Recently I decided to wade back into the putrescent and vile waters of Facebook gaming. I clearly did not have high hopes. Most Facebook games seem to be a small step above Progress Quest with monetary purchases that either completely unbalance the game to those who buy or have no worth. It seems to be an all or nothing deal which I believe is indicative of an overabundance of marketing/business people and a dearth of true game designers. The thing is, I can *see* the potential. Much like I imagine early game designers saw the potential in 3d graphics, online multiplayer, and motion control. This *could* be the next great stage of gaming. This could be the thing that pushes gaming into the wide main stream and silences all such arguments about the “outcast violent gamer” stereotypes.
I don’t even want to say how disappointed I am that such a cultural shift might come from something as absurd as Facebook or even any other social networking site. It feels like a thing that should come from the indie community, or from a AAA publisher. But I will take it any way I can get it.
Square Enix released a Final Fantasy “Mafia Wars” type game. I did not believe that this game would be true FF quality, as I was fairly positive it was outsourced to some for hire studio. But it was possible it had at least improved upon the quality of Facebook games.
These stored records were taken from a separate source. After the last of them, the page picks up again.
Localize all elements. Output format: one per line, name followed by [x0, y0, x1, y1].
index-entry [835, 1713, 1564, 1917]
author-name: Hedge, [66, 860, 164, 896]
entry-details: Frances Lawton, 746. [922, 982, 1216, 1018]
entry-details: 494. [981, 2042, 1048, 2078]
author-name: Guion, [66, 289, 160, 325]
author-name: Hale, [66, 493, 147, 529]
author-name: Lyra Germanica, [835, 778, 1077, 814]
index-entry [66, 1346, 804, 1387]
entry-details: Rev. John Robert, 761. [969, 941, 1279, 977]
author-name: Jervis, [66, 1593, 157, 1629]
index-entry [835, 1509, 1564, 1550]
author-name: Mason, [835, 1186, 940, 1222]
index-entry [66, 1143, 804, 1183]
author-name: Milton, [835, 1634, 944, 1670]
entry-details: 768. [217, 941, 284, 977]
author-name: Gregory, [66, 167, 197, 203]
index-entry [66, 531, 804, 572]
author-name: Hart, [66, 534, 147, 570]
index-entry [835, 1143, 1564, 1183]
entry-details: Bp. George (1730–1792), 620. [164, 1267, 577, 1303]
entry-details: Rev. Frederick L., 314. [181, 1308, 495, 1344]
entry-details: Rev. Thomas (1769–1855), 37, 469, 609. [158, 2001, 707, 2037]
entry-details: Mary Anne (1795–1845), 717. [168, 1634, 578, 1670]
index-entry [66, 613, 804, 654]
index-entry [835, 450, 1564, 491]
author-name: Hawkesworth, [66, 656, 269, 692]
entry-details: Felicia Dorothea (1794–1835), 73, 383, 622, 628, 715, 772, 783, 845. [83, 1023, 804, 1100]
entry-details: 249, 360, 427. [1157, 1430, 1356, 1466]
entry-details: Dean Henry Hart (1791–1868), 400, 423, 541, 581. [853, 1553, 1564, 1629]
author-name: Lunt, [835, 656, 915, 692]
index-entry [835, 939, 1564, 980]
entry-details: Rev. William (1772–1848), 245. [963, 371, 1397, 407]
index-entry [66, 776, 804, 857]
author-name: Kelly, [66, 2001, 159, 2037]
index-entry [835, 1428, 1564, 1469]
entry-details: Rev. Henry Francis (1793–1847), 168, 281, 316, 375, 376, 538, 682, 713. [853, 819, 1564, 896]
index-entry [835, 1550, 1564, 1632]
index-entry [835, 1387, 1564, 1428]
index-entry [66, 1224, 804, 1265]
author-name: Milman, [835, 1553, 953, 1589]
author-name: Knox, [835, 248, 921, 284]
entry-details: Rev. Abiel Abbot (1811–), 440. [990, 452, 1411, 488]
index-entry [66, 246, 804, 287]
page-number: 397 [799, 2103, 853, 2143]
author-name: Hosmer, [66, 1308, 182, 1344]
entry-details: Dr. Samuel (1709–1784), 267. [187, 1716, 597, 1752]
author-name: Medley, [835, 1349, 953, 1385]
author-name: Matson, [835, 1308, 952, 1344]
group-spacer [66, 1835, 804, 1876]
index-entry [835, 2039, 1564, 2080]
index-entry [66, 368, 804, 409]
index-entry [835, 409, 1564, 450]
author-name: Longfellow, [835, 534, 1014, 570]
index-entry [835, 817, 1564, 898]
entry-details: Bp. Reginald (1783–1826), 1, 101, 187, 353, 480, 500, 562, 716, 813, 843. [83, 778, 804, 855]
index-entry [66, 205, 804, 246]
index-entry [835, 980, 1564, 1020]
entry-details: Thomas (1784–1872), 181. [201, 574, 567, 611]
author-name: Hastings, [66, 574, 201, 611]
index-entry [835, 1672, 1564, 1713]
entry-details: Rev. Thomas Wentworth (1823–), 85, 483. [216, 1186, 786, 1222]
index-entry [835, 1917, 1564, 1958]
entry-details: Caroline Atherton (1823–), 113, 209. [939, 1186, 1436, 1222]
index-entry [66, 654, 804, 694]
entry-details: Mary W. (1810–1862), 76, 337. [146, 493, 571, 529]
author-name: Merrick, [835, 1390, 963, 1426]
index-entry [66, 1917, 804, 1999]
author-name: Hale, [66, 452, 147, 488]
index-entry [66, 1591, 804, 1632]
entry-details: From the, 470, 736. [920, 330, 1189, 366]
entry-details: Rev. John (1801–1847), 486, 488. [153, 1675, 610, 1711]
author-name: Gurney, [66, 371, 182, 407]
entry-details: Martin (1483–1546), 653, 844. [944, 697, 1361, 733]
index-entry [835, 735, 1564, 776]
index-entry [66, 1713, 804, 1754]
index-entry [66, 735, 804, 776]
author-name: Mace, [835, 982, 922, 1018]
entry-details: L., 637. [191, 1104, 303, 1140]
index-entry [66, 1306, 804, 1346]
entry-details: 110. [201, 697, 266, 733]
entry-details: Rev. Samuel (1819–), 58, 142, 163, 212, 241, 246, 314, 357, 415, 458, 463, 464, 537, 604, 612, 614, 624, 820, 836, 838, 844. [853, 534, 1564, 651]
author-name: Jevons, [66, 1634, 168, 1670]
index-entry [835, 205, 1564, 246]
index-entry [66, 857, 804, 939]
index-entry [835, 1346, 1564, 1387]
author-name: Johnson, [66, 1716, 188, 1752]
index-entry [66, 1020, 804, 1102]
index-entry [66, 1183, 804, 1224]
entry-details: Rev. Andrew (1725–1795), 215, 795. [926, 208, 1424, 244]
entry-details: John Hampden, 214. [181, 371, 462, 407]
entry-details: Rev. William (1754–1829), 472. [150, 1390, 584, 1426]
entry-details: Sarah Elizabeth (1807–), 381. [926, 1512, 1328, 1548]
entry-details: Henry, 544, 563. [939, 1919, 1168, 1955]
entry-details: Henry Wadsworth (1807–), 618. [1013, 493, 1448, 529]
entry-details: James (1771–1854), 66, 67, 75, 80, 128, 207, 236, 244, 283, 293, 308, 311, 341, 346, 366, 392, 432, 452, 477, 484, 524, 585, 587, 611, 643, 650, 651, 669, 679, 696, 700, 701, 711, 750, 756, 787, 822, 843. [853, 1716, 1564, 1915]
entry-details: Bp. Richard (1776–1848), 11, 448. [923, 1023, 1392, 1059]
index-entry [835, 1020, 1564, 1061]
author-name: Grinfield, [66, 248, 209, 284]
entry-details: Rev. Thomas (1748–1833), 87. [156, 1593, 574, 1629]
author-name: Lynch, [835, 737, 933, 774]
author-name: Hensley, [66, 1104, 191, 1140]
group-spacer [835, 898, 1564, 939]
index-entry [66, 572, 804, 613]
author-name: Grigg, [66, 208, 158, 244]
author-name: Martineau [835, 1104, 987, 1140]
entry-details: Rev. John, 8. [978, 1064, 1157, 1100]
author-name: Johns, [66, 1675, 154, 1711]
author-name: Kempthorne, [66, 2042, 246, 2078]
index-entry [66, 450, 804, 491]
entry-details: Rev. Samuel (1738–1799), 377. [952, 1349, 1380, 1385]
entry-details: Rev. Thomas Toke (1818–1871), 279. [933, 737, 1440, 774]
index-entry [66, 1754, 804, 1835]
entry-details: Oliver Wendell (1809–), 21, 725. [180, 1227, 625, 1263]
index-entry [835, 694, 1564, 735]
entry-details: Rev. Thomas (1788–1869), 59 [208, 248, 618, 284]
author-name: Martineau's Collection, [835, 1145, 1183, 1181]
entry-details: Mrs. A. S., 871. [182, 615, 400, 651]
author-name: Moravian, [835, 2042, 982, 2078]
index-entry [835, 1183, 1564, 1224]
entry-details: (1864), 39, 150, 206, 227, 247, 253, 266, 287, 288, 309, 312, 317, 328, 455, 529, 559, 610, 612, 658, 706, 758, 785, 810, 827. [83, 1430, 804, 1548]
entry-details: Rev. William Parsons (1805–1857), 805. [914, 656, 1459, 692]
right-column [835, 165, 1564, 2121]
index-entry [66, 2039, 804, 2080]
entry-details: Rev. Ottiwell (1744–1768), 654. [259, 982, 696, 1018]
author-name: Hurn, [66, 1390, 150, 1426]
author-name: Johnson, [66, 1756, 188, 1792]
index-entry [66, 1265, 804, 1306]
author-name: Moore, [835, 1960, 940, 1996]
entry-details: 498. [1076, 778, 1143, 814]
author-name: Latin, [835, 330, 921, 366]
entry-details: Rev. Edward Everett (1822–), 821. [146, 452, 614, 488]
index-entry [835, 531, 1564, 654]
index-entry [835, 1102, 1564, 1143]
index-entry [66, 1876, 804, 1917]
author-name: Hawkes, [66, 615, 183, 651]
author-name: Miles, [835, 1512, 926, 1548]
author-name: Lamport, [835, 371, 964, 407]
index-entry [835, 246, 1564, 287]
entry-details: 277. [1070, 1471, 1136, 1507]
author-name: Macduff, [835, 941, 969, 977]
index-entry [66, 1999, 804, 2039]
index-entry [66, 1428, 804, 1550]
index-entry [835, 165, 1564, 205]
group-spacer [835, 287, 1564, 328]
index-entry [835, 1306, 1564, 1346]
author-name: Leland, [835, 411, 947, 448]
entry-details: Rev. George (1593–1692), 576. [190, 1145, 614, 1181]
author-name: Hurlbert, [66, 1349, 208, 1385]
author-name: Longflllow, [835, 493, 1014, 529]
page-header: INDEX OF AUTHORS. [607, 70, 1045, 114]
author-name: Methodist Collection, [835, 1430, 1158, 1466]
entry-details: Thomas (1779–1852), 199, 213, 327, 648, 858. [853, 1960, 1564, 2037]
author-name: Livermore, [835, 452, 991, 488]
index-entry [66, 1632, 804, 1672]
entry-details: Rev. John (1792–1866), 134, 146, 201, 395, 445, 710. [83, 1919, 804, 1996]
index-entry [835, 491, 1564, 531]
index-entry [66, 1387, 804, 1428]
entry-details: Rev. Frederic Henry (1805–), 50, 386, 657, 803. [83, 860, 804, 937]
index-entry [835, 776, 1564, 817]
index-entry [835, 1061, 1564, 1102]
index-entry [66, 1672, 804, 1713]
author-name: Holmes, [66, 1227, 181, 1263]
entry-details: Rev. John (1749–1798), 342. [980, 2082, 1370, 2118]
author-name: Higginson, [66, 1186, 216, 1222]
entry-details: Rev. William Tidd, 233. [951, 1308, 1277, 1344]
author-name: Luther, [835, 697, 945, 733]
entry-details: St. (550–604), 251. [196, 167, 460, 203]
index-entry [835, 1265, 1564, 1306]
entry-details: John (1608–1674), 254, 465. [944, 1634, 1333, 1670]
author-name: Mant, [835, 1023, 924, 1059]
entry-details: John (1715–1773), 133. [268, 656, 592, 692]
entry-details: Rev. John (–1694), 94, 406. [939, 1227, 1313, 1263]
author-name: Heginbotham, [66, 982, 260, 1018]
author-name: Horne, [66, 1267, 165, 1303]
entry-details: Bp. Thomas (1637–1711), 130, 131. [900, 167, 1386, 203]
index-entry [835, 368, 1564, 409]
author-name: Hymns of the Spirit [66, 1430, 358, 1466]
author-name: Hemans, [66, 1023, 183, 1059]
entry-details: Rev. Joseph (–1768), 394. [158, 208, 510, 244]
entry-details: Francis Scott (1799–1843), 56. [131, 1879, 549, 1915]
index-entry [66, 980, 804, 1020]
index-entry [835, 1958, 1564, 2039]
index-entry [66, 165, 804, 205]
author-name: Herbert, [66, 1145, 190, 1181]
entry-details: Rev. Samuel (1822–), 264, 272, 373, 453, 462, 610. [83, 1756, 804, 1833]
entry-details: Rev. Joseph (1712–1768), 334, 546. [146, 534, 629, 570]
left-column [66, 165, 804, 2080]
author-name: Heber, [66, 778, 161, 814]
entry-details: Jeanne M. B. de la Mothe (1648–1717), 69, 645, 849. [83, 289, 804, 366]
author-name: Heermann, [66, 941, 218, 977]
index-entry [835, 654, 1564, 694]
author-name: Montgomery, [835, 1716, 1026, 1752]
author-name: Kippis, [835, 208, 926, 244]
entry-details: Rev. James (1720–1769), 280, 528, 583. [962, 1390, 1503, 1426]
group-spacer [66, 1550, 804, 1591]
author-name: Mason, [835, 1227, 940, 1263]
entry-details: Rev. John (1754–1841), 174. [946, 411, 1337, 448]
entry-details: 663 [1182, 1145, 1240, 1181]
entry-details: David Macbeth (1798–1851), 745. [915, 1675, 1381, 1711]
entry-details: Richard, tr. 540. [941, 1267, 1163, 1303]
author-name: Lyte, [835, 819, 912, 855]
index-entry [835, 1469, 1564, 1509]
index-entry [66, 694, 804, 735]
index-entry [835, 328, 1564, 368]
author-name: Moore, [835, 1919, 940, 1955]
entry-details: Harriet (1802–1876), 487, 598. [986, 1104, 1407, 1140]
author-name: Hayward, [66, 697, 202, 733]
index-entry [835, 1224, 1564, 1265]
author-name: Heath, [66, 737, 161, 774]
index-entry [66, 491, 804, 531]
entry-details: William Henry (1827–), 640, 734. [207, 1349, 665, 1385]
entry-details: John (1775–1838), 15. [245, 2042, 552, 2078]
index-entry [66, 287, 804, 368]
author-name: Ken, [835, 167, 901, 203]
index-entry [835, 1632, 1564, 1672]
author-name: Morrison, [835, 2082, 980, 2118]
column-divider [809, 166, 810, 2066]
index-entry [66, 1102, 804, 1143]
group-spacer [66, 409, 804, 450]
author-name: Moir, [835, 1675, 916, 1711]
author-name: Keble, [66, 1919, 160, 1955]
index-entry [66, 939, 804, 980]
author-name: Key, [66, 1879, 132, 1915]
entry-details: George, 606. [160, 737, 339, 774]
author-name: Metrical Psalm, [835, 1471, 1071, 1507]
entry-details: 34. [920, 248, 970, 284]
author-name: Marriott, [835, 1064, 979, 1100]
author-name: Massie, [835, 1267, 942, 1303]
To begin with, this game has very little to do with Final Fantasy, with one major exception. You have classes, and each of these classes are able to be changed out as you play. It seems even like one of the major goals is to gather new classes. The art is simple drawings, without a single animation. You go on accept quests, with no narrative and collect gear that simply allows you more access to new accept quests. You collect 7 of randomly dropped items for collections which are then converted to a new class medallion. They could and should take this about 10 more steps forward in complexity and make class decisions an actual choice with independent leveling in true FF style.
The interesting thing was, not much varied from other games of it’s ilk, except for a bug. This bug allowed you to add “companions” of other players without adding them to your Facebook friends. It allowed you to ask for help on click quests and such, without having them be friends. Now, you couldn’t send free gifts to each other, but you could send items you had already acquired.
And I was having a blast. I had added almost 400 random people from the discussion boards and was merrily tromping through quests and pvp fights with the greatest of ease. I didn’t know any of those people, but I gifted extra items, clicked on chest links, clicked to help with quests, and gifted action packs. I was wildly enjoying my progress quest, even though it meant very little, because I had all these friends helping me.
Of course, the company eventually fixed the bug and I lost all my ill gotten friends. Now it is me, and the lowly 4 people I managed to convince to play with me. And to be honest, it isn’t as fun or as consuming. I can still win at pvp, I can still quest with the greatest of ease, it’s just not as much fun because I don’t have 400 people to share it with. I don’t have 400 people to share items, help on quests, and give power packs to. I had found the fun in a game that had no business being fun. Then the developer ripped that fun away.
Now the true question is: How do I replicate that in a game, while still retaining the marketing desire for you to peer pressure your friends into playing?